Slip detection with Franka Emika and GelSight Sensors .
Author - Amit Parag
Instructor - Ekrem Misimi
The aim of the experiments is to learn the difference between slip and wriggle through videos by training a Video-Vision Transformer model.
Video Vision Tranformers were initially proposed in this paper.
We use the first variant - spatial transformer followed by a temporal one - in our experiments.
The training dataset were collected by performing the wriggling motion.
We define "wriggle" as a sequence of motions that involve
lifting an object,
rotationally shaking it
followed by tangential shake, vertical shake and perpendicular shake.
The object is then put back on the table.
The objects used for experiments are listed in object_info.txt
Two examples are shown below :
Rubick.Cube.mp4
coffee_cup.mp4
The occurence of slip is usually characterized by the properties of object in question such as its weight, elasticity, orientation of grip.
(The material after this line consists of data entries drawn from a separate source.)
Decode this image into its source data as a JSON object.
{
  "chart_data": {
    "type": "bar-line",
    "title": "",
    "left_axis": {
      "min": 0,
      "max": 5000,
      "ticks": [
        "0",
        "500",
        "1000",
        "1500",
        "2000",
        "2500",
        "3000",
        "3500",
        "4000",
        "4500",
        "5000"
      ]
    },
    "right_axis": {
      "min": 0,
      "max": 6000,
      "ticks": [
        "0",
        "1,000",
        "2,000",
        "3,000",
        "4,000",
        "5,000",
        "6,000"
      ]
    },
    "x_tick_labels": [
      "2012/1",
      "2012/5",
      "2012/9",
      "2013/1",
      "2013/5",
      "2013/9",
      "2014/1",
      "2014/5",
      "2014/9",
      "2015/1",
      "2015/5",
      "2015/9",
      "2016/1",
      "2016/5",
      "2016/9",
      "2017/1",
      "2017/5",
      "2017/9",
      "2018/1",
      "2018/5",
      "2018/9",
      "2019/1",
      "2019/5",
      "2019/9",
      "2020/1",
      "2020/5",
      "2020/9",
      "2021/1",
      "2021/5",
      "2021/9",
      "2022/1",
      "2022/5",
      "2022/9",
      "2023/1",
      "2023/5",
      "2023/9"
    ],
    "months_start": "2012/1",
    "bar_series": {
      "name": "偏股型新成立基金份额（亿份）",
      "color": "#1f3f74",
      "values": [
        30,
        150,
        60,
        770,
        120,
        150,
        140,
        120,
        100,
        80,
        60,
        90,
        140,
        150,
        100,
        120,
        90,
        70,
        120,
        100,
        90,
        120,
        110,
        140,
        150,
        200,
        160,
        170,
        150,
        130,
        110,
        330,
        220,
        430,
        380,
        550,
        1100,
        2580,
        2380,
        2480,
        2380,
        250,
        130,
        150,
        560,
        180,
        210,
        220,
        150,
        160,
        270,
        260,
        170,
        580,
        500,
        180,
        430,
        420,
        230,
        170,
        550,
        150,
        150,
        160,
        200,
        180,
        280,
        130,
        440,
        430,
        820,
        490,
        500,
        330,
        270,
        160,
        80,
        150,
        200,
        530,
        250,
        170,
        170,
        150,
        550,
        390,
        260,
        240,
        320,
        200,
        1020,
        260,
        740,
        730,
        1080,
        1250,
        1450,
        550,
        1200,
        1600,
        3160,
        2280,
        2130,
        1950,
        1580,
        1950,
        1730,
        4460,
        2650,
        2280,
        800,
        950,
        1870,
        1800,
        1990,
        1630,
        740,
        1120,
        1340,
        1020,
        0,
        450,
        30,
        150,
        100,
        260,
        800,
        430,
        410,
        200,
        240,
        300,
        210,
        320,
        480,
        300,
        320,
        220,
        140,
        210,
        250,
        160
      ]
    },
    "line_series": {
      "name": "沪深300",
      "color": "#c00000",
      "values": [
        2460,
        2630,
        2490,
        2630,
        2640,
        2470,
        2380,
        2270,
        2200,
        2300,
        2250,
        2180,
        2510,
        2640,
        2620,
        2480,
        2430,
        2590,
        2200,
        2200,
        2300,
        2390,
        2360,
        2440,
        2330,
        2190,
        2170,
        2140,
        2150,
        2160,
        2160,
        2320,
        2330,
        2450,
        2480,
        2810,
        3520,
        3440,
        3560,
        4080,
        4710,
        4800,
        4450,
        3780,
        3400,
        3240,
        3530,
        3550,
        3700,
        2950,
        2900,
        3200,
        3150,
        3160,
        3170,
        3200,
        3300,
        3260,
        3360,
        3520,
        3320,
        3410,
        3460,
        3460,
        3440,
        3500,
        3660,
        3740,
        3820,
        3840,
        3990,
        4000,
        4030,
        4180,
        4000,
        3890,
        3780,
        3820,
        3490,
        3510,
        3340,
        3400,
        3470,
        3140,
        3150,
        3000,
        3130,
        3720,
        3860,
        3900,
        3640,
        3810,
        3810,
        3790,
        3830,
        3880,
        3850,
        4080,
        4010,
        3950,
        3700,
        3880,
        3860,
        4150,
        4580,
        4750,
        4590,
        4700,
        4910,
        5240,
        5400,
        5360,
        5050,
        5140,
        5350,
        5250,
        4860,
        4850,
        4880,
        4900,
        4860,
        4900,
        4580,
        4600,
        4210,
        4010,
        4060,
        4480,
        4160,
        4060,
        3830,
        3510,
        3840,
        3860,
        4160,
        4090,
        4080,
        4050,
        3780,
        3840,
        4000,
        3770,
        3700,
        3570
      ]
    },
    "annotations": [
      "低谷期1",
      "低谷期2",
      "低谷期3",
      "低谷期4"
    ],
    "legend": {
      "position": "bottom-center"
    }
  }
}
One example of slip is shown below.
Coil.of.WIres.mp4
This motion is repeated for 30 objects.
The resulting (slip) video (from one of the experiments) from the sensor attached to the gripper is shown below.
slip.mp4
Slip.mp4
An example of wriggle is
wriggle.mp4
After the data has been collected, we augment the data by adding noise and swapping channels in each video
A transformed video of 5 frames would look like:
aug_3.mp4
Data from 25 objects were kept aside for training. After data transformation the new augmented dataset contained 110 slip cases and 408 wriggle cases.
For training, the data folder needs to be arranged like so -
root_dir/
├── train/
├── slip/
├── video1.avi
├── video2.avi
└── ...
└── wriggle/
├── video1.avi
├── video2.avi
└── ...
├── test/
├── slip/
├── video1.avi
├── video2.avi
└── ...
└── wriggle/
├── video1.avi
├── video2.avi
└── ...
├── validation/
├── slip/
├── video1.avi
├── video2.avi
└── ...
└── wriggle/
├── video1.avi
├── video2.avi
└── ...
• image_size = (240,320), # image size
• frames = 450, # number of frames
• image_patch_size = (80,80), # image patch size
• frame_patch_size = 45, # frame patch size
• num_classes = 2,
• dim = 64,
• spatial_depth = 3, # depth of the spatial transformer
• temporal_depth = 3, # depth of the temporal transformer
• heads = 4,
• mlp_dim = 128
Training a bigger model on 16 or 32 Gb RAM leads to the script getting automatically killed. So, if you want to try it, make sure you have access to compute clusters and adapt the code for gpu. Should be fairly straightforward. This architecture took 17.35 hours to train for 250 epochs.
1: Installing real time kernel. See requirements below.
1. Marker Tracking
Marker tracking algorithms may fail to converge or ends up computing absurd vector fields. We experimented with marker tracking but ended up not using them.
2. Sensors
The Gelsight sensors are susceptible to damage. After a few experiments, the gel pad on one the sensors started to leak gel while second one somehow got scrapped off.
We initially started with 2 sensors, but then discarded the data from one of the sensors.
The resulting data is unusable
camera.mp4
Also note that the regular 3D printed grippers can develop cracks and break.
We initially used a normal 3D printer and then eventually a more "fancy" one, for instance, in the video "Coil of Wires", different grippers are used.
It should also be noted that the usb-c cabel connected to the GelSight sensors gets disconnected a lot in the middle of experiments. So you will have to redo the same experiment multiple times - frustrating but c'est la vie.
The pins of the mini sensor is a bit dodgy.
4. Low Batch Size
The training script uses a batch size of 4. While it is generally preferable to have a higher batch size, restrictions due to compute capabilities still apply.
5. Minor Convergence issues in the initial epochs
Sometimes, the network gets stuck in local minima. Either restart the experiment with different learning rate or let it run for a few more epochs.
For example, in one of the experiments, the network was trapped in a local minima - the validation accuracy score remained unchanged for 100 epochs for learning rate of 1e-3.
The usual irritating local minima stuff - change some parameter slightly.
6. OpenCV issues
There a a few encoding issues with opencv something to do with how it compresses and encodes data.
See requirements.txt
Numpy, preferably 1.20.0. Higher versions have changed numpy.bool to bool. Might lead to clashes.
See notes for instructions on installing real time kernel and libfranka.